The interface tracks social shares and impressions for each social network. It can also monitor spend for paid distribution, and integrates with Moat for viewability data. Nelson can log into the dashboard to view the data and pass it on to advertisers efficiently.
Longer campaigns can add complexity, but Nelson also believes they lead to better results.
“Typically you want to do a series if you’re trying to build deeper engagement with readers on a subject matter,” she said.
A recent campaign with Lexus, designed to focus on the car manufacturer’s new hybrid vehicle, profiled a series of designers doing interesting things with sustainability. A year-long series with Prudential, “Living Longer Project,” is focused on living well while aging. It will include articles like “You’re Never Too Old to Scuba Dive,” infographics and the effect of living longer on the environment.
“Readers have demonstrated that there is an appetite for content created by brands,” Nelson said. “They’re going to start demanding that it’s high-quality. That’s where you’re going to see a shift, and a line in the sand, between good sponsored content and what’s ignored.”
Finding out how to leverage mobile inventory for native advertising is Nelson’s next challenge.
“As more publishers see their audience move into mobile, capturing that mobile audience for native is critical,” she observed.
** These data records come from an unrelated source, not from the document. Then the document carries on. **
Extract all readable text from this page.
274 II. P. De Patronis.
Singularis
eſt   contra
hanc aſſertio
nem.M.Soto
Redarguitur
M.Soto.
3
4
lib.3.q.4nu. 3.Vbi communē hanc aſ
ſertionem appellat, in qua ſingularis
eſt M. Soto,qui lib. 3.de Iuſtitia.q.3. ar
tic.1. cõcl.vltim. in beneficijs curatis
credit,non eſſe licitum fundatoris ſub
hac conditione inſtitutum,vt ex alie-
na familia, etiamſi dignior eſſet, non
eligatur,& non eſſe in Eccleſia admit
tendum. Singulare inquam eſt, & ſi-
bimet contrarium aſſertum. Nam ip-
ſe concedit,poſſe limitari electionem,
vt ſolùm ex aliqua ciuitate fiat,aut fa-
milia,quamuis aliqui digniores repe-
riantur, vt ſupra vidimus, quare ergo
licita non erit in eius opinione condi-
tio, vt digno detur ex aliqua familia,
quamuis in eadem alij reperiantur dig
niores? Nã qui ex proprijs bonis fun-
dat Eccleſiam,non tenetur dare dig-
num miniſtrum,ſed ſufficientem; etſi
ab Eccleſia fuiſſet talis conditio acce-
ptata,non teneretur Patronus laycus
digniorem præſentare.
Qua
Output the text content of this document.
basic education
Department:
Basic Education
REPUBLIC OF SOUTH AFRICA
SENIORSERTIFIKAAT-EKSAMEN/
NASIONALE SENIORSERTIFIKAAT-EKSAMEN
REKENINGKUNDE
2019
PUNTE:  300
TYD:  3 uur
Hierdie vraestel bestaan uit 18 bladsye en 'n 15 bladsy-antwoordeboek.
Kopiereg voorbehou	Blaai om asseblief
Metrics already favor mobile environments.
According to data collected by Polar, mobile native placements on the homepage have a CTR one-third higher than identical desktop placements.
“Time spent on page is strongest on mobile,” Nelson added. “That speaks to overall industry trends. People aren’t shifting between multiple tabs on mobile compared to desktop, which offers are more intimate experience. There is a big opportunity on mobile for native.”